Functions for Creating and Deleting the Profiling Object The main component of the Profiling Engine is a profiling object. This object is a variable that is declared to be of type ProfilingEngineT. The object is used to coordinate all your calls to the Profiling Engine and is passed to nearly every function. Before you can use the Profiling Engine you must create one of the objects. When you have finished using the Profiling Engine you must delete the object.
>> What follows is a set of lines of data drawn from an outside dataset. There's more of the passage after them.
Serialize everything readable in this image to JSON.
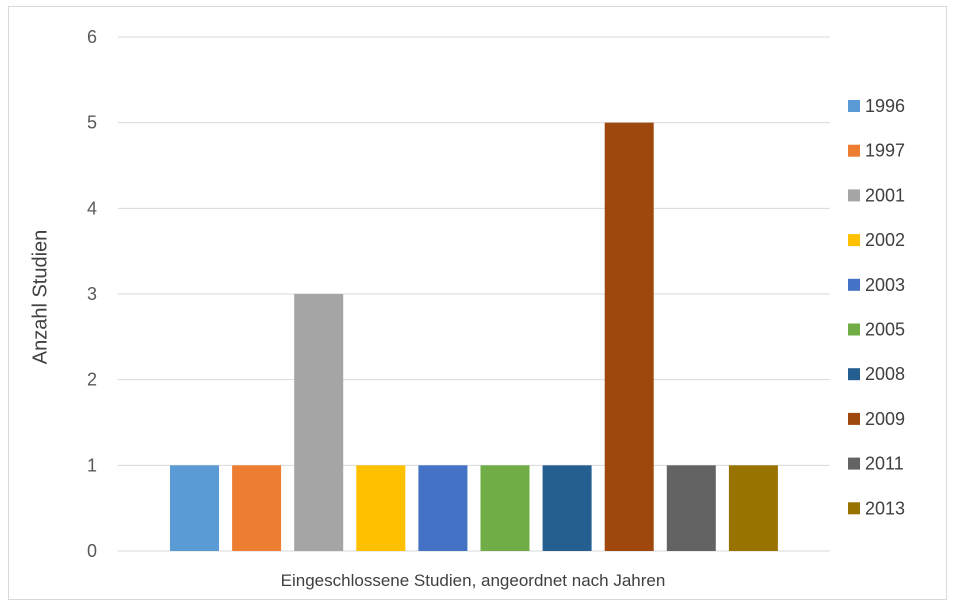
{
  "chart_data": {
    "type": "bar",
    "xlabel": "Eingeschlossene Studien, angeordnet nach Jahren",
    "ylabel": "Anzahl Studien",
    "ylim": [
      0,
      6
    ],
    "yticks": [
      "0",
      "1",
      "2",
      "3",
      "4",
      "5",
      "6"
    ],
    "grid": true,
    "legend_position": "right",
    "series": [
      {
        "name": "1996",
        "value": 1,
        "color": "#5b9bd5"
      },
      {
        "name": "1997",
        "value": 1,
        "color": "#ed7d31"
      },
      {
        "name": "2001",
        "value": 3,
        "color": "#a5a5a5"
      },
      {
        "name": "2002",
        "value": 1,
        "color": "#ffc000"
      },
      {
        "name": "2003",
        "value": 1,
        "color": "#4472c4"
      },
      {
        "name": "2005",
        "value": 1,
        "color": "#70ad47"
      },
      {
        "name": "2008",
        "value": 1,
        "color": "#255e91"
      },
      {
        "name": "2009",
        "value": 5,
        "color": "#9e480e"
      },
      {
        "name": "2011",
        "value": 1,
        "color": "#636363"
      },
      {
        "name": "2013",
        "value": 1,
        "color": "#997300"
      }
    ]
  }
}
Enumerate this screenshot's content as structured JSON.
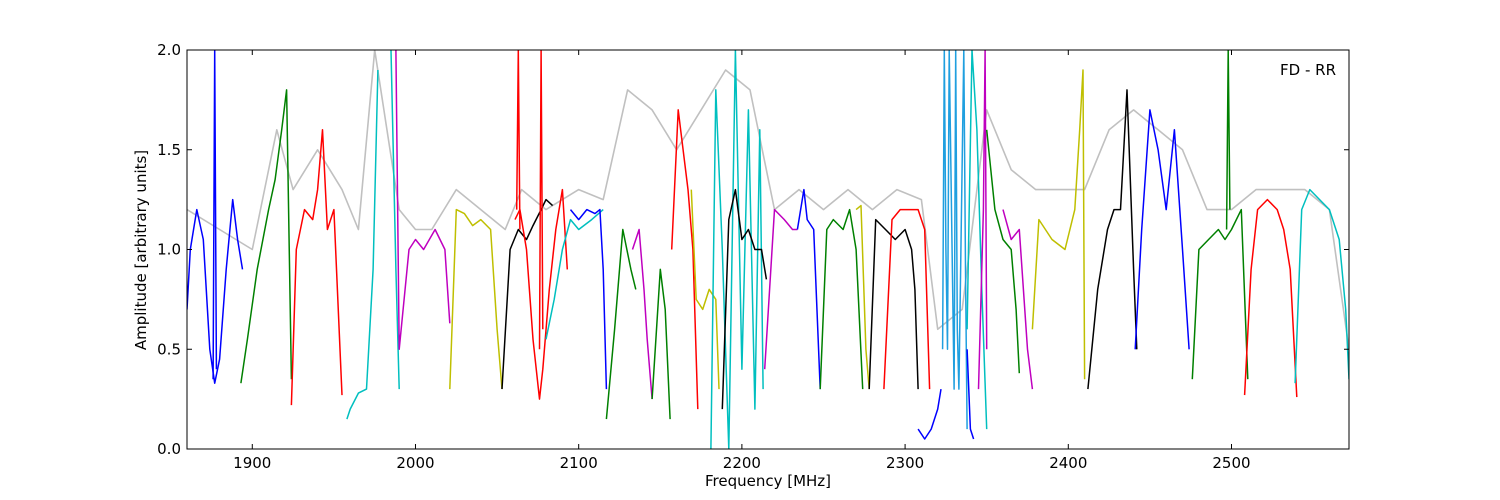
{
  "chart_data": {
    "type": "line",
    "title": "",
    "annotation": "FD - RR",
    "xlabel": "Frequency [MHz]",
    "ylabel": "Amplitude [arbitrary units]",
    "xlim": [
      1860,
      2572
    ],
    "ylim": [
      0.0,
      2.0
    ],
    "xticks": [
      1900,
      2000,
      2100,
      2200,
      2300,
      2400,
      2500
    ],
    "yticks": [
      "0.0",
      "0.5",
      "1.0",
      "1.5",
      "2.0"
    ],
    "grid": false,
    "legend": "none",
    "colors": {
      "background_trace": "#c0c0c0",
      "blue": "#0000ff",
      "green": "#008000",
      "red": "#ff0000",
      "cyan": "#00bfbf",
      "magenta": "#bf00bf",
      "olive": "#bfbf00",
      "black": "#000000",
      "sky": "#1f9fdf"
    },
    "series": [
      {
        "color": "background_trace",
        "x": [
          1860,
          1880,
          1900,
          1915,
          1925,
          1940,
          1955,
          1965,
          1975,
          1990,
          2000,
          2010,
          2025,
          2040,
          2055,
          2065,
          2080,
          2100,
          2115,
          2130,
          2145,
          2160,
          2175,
          2190,
          2205,
          2220,
          2235,
          2250,
          2265,
          2280,
          2295,
          2310,
          2320,
          2335,
          2350,
          2365,
          2380,
          2395,
          2410,
          2425,
          2440,
          2455,
          2470,
          2485,
          2500,
          2515,
          2530,
          2545,
          2560,
          2572
        ],
        "y": [
          1.2,
          1.1,
          1.0,
          1.6,
          1.3,
          1.5,
          1.3,
          1.1,
          2.0,
          1.2,
          1.1,
          1.1,
          1.3,
          1.2,
          1.1,
          1.3,
          1.2,
          1.3,
          1.25,
          1.8,
          1.7,
          1.5,
          1.7,
          1.9,
          1.8,
          1.2,
          1.3,
          1.2,
          1.3,
          1.2,
          1.3,
          1.25,
          0.6,
          0.7,
          1.7,
          1.4,
          1.3,
          1.3,
          1.3,
          1.6,
          1.7,
          1.6,
          1.5,
          1.2,
          1.2,
          1.3,
          1.3,
          1.3,
          1.2,
          0.5
        ]
      },
      {
        "color": "blue",
        "x": [
          1860,
          1862,
          1866,
          1870,
          1874,
          1877,
          1880,
          1884,
          1888,
          1891,
          1894
        ],
        "y": [
          0.7,
          1.0,
          1.2,
          1.05,
          0.5,
          0.33,
          0.45,
          0.9,
          1.25,
          1.05,
          0.9
        ]
      },
      {
        "color": "blue",
        "x": [
          1876,
          1877,
          1878
        ],
        "y": [
          0.35,
          2.0,
          0.4
        ]
      },
      {
        "color": "green",
        "x": [
          1893,
          1897,
          1903,
          1910,
          1914,
          1918,
          1921,
          1924
        ],
        "y": [
          0.33,
          0.55,
          0.9,
          1.2,
          1.35,
          1.6,
          1.8,
          0.35
        ]
      },
      {
        "color": "red",
        "x": [
          1924,
          1927,
          1932,
          1937,
          1940,
          1943,
          1946,
          1950,
          1955
        ],
        "y": [
          0.22,
          1.0,
          1.2,
          1.15,
          1.3,
          1.6,
          1.1,
          1.2,
          0.27
        ]
      },
      {
        "color": "cyan",
        "x": [
          1958,
          1960,
          1965,
          1970,
          1974,
          1977
        ],
        "y": [
          0.15,
          0.2,
          0.28,
          0.3,
          0.9,
          1.9
        ]
      },
      {
        "color": "cyan",
        "x": [
          1985,
          1988,
          1990
        ],
        "y": [
          2.0,
          0.9,
          0.3
        ]
      },
      {
        "color": "magenta",
        "x": [
          1988,
          1990,
          1996,
          2000,
          2005,
          2012,
          2018,
          2021
        ],
        "y": [
          2.0,
          0.5,
          1.0,
          1.05,
          1.0,
          1.1,
          1.0,
          0.63
        ]
      },
      {
        "color": "olive",
        "x": [
          2021,
          2025,
          2030,
          2035,
          2040,
          2046,
          2050,
          2053
        ],
        "y": [
          0.3,
          1.2,
          1.18,
          1.12,
          1.15,
          1.1,
          0.6,
          0.3
        ]
      },
      {
        "color": "black",
        "x": [
          2053,
          2058,
          2063,
          2068,
          2072,
          2077,
          2080,
          2084
        ],
        "y": [
          0.3,
          1.0,
          1.1,
          1.05,
          1.12,
          1.2,
          1.25,
          1.22
        ]
      },
      {
        "color": "red",
        "x": [
          2061,
          2064,
          2068,
          2072,
          2076,
          2078,
          2082,
          2086,
          2090,
          2093
        ],
        "y": [
          1.15,
          1.2,
          1.0,
          0.55,
          0.25,
          0.4,
          0.8,
          1.1,
          1.3,
          0.9
        ]
      },
      {
        "color": "red",
        "x": [
          2062,
          2063,
          2064
        ],
        "y": [
          1.2,
          2.0,
          1.1
        ]
      },
      {
        "color": "red",
        "x": [
          2076,
          2077,
          2078
        ],
        "y": [
          0.5,
          2.0,
          0.6
        ]
      },
      {
        "color": "cyan",
        "x": [
          2080,
          2085,
          2090,
          2095,
          2100,
          2108,
          2115
        ],
        "y": [
          0.55,
          0.75,
          1.0,
          1.15,
          1.1,
          1.15,
          1.2
        ]
      },
      {
        "color": "blue",
        "x": [
          2095,
          2100,
          2105,
          2110,
          2113,
          2115,
          2117
        ],
        "y": [
          1.2,
          1.15,
          1.2,
          1.18,
          1.2,
          0.9,
          0.3
        ]
      },
      {
        "color": "green",
        "x": [
          2117,
          2122,
          2127,
          2132,
          2135
        ],
        "y": [
          0.15,
          0.6,
          1.1,
          0.9,
          0.8
        ]
      },
      {
        "color": "magenta",
        "x": [
          2133,
          2137,
          2140,
          2142,
          2145
        ],
        "y": [
          1.0,
          1.1,
          0.8,
          0.55,
          0.25
        ]
      },
      {
        "color": "green",
        "x": [
          2145,
          2150,
          2153,
          2156
        ],
        "y": [
          0.25,
          0.9,
          0.7,
          0.15
        ]
      },
      {
        "color": "red",
        "x": [
          2157,
          2161,
          2164,
          2167,
          2170,
          2173
        ],
        "y": [
          1.0,
          1.7,
          1.5,
          1.3,
          1.0,
          0.2
        ]
      },
      {
        "color": "olive",
        "x": [
          2169,
          2172,
          2176,
          2180,
          2184,
          2186
        ],
        "y": [
          1.3,
          0.75,
          0.7,
          0.8,
          0.75,
          0.3
        ]
      },
      {
        "color": "cyan",
        "x": [
          2181,
          2184,
          2188,
          2192,
          2196,
          2200,
          2204,
          2208,
          2211,
          2213
        ],
        "y": [
          0.0,
          1.8,
          1.0,
          0.0,
          2.0,
          0.4,
          1.7,
          0.2,
          1.6,
          0.3
        ]
      },
      {
        "color": "black",
        "x": [
          2188,
          2192,
          2196,
          2200,
          2204,
          2208,
          2212,
          2215
        ],
        "y": [
          0.2,
          1.15,
          1.3,
          1.05,
          1.1,
          1.0,
          1.0,
          0.85
        ]
      },
      {
        "color": "magenta",
        "x": [
          2214,
          2220,
          2226,
          2231,
          2234
        ],
        "y": [
          0.4,
          1.2,
          1.15,
          1.1,
          1.1
        ]
      },
      {
        "color": "blue",
        "x": [
          2234,
          2238,
          2240,
          2244,
          2248
        ],
        "y": [
          1.1,
          1.3,
          1.15,
          1.1,
          0.3
        ]
      },
      {
        "color": "green",
        "x": [
          2248,
          2252,
          2256,
          2262,
          2266,
          2270,
          2274
        ],
        "y": [
          0.3,
          1.1,
          1.15,
          1.1,
          1.2,
          1.0,
          0.3
        ]
      },
      {
        "color": "olive",
        "x": [
          2270,
          2273,
          2276,
          2278
        ],
        "y": [
          1.2,
          1.22,
          0.5,
          0.3
        ]
      },
      {
        "color": "black",
        "x": [
          2278,
          2282,
          2288,
          2294,
          2300,
          2304,
          2306,
          2308
        ],
        "y": [
          0.3,
          1.15,
          1.1,
          1.05,
          1.1,
          1.0,
          0.8,
          0.3
        ]
      },
      {
        "color": "red",
        "x": [
          2287,
          2292,
          2297,
          2303,
          2308,
          2312,
          2315
        ],
        "y": [
          0.3,
          1.15,
          1.2,
          1.2,
          1.2,
          1.1,
          0.3
        ]
      },
      {
        "color": "blue",
        "x": [
          2308,
          2312,
          2316,
          2320,
          2322
        ],
        "y": [
          0.1,
          0.05,
          0.1,
          0.2,
          0.3
        ]
      },
      {
        "color": "sky",
        "x": [
          2323,
          2324,
          2325,
          2326,
          2327,
          2330,
          2331,
          2332,
          2333,
          2336,
          2337,
          2338
        ],
        "y": [
          0.5,
          2.0,
          1.0,
          0.5,
          2.0,
          0.3,
          2.0,
          0.6,
          0.3,
          2.0,
          0.9,
          0.1
        ]
      },
      {
        "color": "cyan",
        "x": [
          2338,
          2341,
          2344,
          2347,
          2350
        ],
        "y": [
          0.6,
          2.0,
          1.6,
          0.8,
          0.1
        ]
      },
      {
        "color": "blue",
        "x": [
          2338,
          2340,
          2342
        ],
        "y": [
          0.5,
          0.1,
          0.05
        ]
      },
      {
        "color": "magenta",
        "x": [
          2345,
          2348,
          2349,
          2350
        ],
        "y": [
          0.3,
          1.2,
          2.0,
          0.5
        ]
      },
      {
        "color": "green",
        "x": [
          2350,
          2355,
          2360,
          2365,
          2368,
          2370
        ],
        "y": [
          1.6,
          1.2,
          1.05,
          1.0,
          0.7,
          0.38
        ]
      },
      {
        "color": "magenta",
        "x": [
          2360,
          2365,
          2370,
          2375,
          2378
        ],
        "y": [
          1.2,
          1.05,
          1.1,
          0.5,
          0.3
        ]
      },
      {
        "color": "olive",
        "x": [
          2378,
          2382,
          2390,
          2398,
          2404,
          2407,
          2409,
          2410
        ],
        "y": [
          0.6,
          1.15,
          1.05,
          1.0,
          1.2,
          1.6,
          1.9,
          0.35
        ]
      },
      {
        "color": "black",
        "x": [
          2412,
          2418,
          2424,
          2428,
          2432,
          2436,
          2440,
          2442
        ],
        "y": [
          0.3,
          0.8,
          1.1,
          1.2,
          1.2,
          1.8,
          0.9,
          0.5
        ]
      },
      {
        "color": "blue",
        "x": [
          2441,
          2445,
          2450,
          2455,
          2460,
          2465,
          2470,
          2474
        ],
        "y": [
          0.5,
          1.1,
          1.7,
          1.5,
          1.2,
          1.6,
          1.0,
          0.5
        ]
      },
      {
        "color": "green",
        "x": [
          2476,
          2480,
          2486,
          2492,
          2496,
          2500,
          2506,
          2510
        ],
        "y": [
          0.35,
          1.0,
          1.05,
          1.1,
          1.05,
          1.1,
          1.2,
          0.35
        ]
      },
      {
        "color": "green",
        "x": [
          2497,
          2498,
          2499
        ],
        "y": [
          1.1,
          2.0,
          1.2
        ]
      },
      {
        "color": "red",
        "x": [
          2508,
          2512,
          2516,
          2522,
          2528,
          2532,
          2536,
          2540
        ],
        "y": [
          0.27,
          0.9,
          1.2,
          1.25,
          1.2,
          1.1,
          0.9,
          0.26
        ]
      },
      {
        "color": "cyan",
        "x": [
          2539,
          2543,
          2548,
          2554,
          2560,
          2566,
          2570,
          2572
        ],
        "y": [
          0.33,
          1.2,
          1.3,
          1.25,
          1.2,
          1.05,
          0.7,
          0.35
        ]
      }
    ]
  }
}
Functions for Indexing Documents To index a document you continually call prIndexWord. You determine what words are sent to the indexer. This lets you eliminate stop-words or even index only those words that you use in your queries. Further it lets you have as much control over the indexing process as you wish. The Profiling Engine breaks all indexes up into series of records. Records are the default area over which all query operators work. For instance you can find two words that occur in the same record. To start adding words to a new record you simply call prIncrementRecord. Where you put record breaks is at your discretion. While the most common use of the Profiling Engine is to start a new record with each new document, many people break on document sections or paragraphs. When you have finished with a collection of records you can reset the profiler and start adding new documents.
Functions for Analyzing Documents After you've added words to the index you can begin to analyze your results. You perform a query by passing a string to prProcessQuery. This returns a list of "hits" called a vector in an object of type OnixQueryVectorT. Each hit consists of the location of the hit (its word number and record number) and the weight or rank of that hit, You can iterate through all the hits in a vector with a few simple function calls. Because queries can define persistent named queries called functions, there is also a function for clearing all the information in the query processor. The typical use of the Profiling Engine is to load large queries that define categories prior to indexing any document. As you load documents you then process queries that make use of those categories - in effect testing each document against these preloaded queries. This is rather different from most indexes where you load all the documents first and then test queries against the documents.
|